Zahorí en acción, ilustración de la obra de Pierre Le Brun, Historia crítica de las prácticas supersticiosas, 1732 |
Saben, no puedo dejar
pasar la ocasión de hablar de zahoríes. De ese arte de radiestesia que consiste
en descubrir manantiales de agua allí donde se encuentra oculta. Es un poco
largo el cuento y este se remonta años atrás. Tantos como unos veinte o más.
Cuando conocí a la que
hoy es mi mujer, no había en Somiedo pistas, o lo que vulgarmente llamamos
ahora carreteras que sólo son pistas. Llegabas en coche a Pigüeña y no había
más en todo el valle. Años después podrías acceder a Villar de Vildas, y un poco más tarde a la Rebollada. Poco a poco conocí estos y
otros lugares que, torpemente, los fui describiendo y poco a poco vuelvo al
punto de partida, que es Aguasmestas, donde empieza la historia privada de mi
vida pública, y que conste que digo esto porque de no haber conocido a mi mujer
en aquel entonces y descubierto estos parajes, Somiedo, posiblemente, fuera tan
desconocido para mí como para cualquier mandatario de estéril despacho. Pero
comencemos la historia de la geomántica zahorí, descubridora de hídricos
caudales.
Un hermano de mi mujer,
Pepín, es cartero del bajo río Pigüeña y del bajo río Somiedo. A medida que se
jubilaron carteros, las plazas las fue distribuyendo Correos entre los que
quedaban. Algo así como si en un frente de combate, cada vez que hubiera una
baja, los que quedaban tuvieran que disparar los tiros del caído. Al ser esto
así, ahora mi cuñado es el cartero del río de ambos valles. Aunque no le sobra
tiempo, se las apaña y atiende el servicio como buen correo del zar, sin ser Strogoff,
ni cruzar Siberia; aunque por lo poblada, bien podía serlo su zona.
Años antes de esta
devastación de funcionarios carteriles, subí con él a la Rebollada y por aquellos
caminos anduve mientras el cartero entregaba las misivas a los vecinos. Pareme
yo ante una derruida casa, por mor de ciertas vigas que en ella quedaban,
viendo el buen servicio que harían en el Museo que en Grandas construíamos; más
desde la cocina, viome Manuela a través de la ventana. Portaba yo entonces
luengas y negras barbas, que junto a la exagerada redondez de mi gran boina,
parece ser me hacían sospechoso, por ello, preguntole la mujer al de la valija,
quién podía ser aquel sujeto. El repartidor díjole que bien haría en guardar
sus caudales, porque el misterioso individuo, podía hacer una de las suyas.
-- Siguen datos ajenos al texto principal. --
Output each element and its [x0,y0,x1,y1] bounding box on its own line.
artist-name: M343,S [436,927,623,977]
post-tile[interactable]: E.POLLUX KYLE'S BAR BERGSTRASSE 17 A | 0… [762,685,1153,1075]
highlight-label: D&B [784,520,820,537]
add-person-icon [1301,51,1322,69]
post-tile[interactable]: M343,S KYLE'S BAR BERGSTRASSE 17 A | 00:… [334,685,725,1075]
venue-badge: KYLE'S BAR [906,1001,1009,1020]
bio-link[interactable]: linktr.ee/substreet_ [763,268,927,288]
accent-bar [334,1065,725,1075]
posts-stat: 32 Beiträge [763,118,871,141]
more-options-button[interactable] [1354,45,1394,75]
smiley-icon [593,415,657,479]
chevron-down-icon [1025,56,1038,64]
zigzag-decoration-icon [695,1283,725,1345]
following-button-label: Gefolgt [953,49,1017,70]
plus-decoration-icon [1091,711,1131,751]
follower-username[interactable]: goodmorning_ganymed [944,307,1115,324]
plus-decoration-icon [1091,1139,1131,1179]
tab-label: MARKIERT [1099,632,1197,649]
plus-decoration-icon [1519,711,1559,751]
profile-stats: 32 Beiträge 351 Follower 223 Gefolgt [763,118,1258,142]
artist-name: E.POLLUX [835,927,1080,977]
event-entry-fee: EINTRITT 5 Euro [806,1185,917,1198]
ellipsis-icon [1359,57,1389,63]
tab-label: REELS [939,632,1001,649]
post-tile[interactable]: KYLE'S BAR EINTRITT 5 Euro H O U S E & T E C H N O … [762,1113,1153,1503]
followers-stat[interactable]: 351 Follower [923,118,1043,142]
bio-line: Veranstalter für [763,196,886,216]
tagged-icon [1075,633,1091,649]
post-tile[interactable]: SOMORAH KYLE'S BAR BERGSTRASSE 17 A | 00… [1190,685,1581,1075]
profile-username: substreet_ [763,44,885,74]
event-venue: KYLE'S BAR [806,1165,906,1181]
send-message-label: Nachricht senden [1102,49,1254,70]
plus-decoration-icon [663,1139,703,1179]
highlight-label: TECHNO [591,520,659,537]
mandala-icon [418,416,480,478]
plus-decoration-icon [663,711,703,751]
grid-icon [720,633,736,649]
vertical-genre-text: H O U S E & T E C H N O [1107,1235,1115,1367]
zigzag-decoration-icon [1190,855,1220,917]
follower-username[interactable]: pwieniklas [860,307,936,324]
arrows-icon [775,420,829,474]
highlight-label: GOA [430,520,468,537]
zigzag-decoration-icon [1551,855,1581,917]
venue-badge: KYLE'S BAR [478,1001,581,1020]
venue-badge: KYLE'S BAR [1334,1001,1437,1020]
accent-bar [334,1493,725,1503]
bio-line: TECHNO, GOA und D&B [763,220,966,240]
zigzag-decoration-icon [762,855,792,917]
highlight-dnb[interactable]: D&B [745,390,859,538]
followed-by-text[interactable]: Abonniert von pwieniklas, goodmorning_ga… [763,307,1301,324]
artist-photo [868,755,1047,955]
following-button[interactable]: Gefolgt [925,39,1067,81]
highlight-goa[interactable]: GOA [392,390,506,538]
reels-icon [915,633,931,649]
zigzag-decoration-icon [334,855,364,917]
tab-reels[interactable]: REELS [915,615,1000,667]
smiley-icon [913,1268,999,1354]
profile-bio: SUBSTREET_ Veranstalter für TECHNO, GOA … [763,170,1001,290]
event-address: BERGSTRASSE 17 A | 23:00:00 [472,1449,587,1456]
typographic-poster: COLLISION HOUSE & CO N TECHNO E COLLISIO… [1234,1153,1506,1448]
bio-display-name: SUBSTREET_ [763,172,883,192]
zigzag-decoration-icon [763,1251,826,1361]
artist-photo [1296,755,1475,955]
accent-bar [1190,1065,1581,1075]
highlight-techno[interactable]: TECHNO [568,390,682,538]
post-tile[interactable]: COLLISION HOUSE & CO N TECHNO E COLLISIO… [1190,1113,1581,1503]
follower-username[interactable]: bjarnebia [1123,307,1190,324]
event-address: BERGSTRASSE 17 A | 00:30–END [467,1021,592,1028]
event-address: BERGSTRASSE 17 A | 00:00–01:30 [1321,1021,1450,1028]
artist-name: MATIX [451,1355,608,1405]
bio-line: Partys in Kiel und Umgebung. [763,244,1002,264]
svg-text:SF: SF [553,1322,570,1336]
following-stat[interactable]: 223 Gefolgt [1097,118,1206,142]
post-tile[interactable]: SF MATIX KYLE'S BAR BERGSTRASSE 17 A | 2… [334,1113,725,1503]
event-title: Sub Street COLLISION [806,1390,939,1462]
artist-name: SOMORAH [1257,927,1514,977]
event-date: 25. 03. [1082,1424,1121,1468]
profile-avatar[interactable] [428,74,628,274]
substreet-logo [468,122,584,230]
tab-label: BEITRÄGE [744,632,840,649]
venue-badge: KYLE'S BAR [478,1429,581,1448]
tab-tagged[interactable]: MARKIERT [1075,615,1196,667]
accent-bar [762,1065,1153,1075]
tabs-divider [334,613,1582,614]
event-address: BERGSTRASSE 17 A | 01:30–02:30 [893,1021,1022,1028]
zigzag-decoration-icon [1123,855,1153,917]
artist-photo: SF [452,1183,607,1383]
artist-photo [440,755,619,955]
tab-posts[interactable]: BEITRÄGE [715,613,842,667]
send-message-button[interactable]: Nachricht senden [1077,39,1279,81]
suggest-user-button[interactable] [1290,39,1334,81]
Aquella abuela canguesa -que de Cangas fuera- un poco crédula, en cuanto a
truculentas historias, no quedó satisfecha con la explicación e inquirió del
informante más datos, hasta que éste dio cuenta de su relación de parentesco
con el fulano. Así fue como al poco rato, me vi tomando un café en la Casa del Ciego.
Como Manuela quería
saber todo lo relacionado con el barbudo personaje, hubo de dársele también el
lugar de nacimiento. Al citar éste como Grandas dijo:
-¡Ia!, de
ese pueblo era la mujer de un tío mío, ia que taba en la Argentina!
-Pues miré
Usted por donde vamos a ser parientes -díjelo yo convencido- Esa, su tía política,
no puede ser otra que una hermana de mi padre.
-¡Home!
¿nun será?
-Sí, sí
seguro ¿Tenían una panadería?
-Sí -dijo Manuela.
-Pues
entonces seguro que es una de las seis hermanas de mi antecesor; porque total con
otros tres hermanos, sólo eran nueve emigrantes en la tierra del tango.
Casualidades de la vida,
pero aquel natural de Limés, de la tierra de Cangas, sí resultó ser el mismo que mi padre me había citado alguna vez.
Pero el relato que aquí
comencé trataba sobre la radiestesia, ese poder de ciertas personas para
descubrir manantiales. Lo paradójico es que nuestra augur, lo asociaba a un
milagro de connotaciones religiosas.
En cierta ocasión en que
estaban Manuela y su cuñada trabajando en una tierra, alejada del pueblo y sin
ninguna fuente cercana, le dijo la por afinidad parienta:
-¡Ay!
Manuela, que sed tengo
-¡Ye
porque quiés! Nel picu la finca hay agua.
Con la misma coge el
montante y se pone a cavar un hoyo en el lugar que indicara. ¿Pueden Ustedes
creer que salió agua? Así nos relata su hijo Agustín, y allí sigue la fuente, aunque
en la actualidad está todo cubierto de artos y monte que impiden acceder
a ella.
Roso de Luna, autor del
relato “el Tesoro de los Lagos de Somiedo”, seguro que lamentaría no haber
conocido este caso, de haber sucedido en sus tiempos.
Demos por terminado este
paso por el Somiedo que es un tesoro ¡Pero apresúrense que se agota!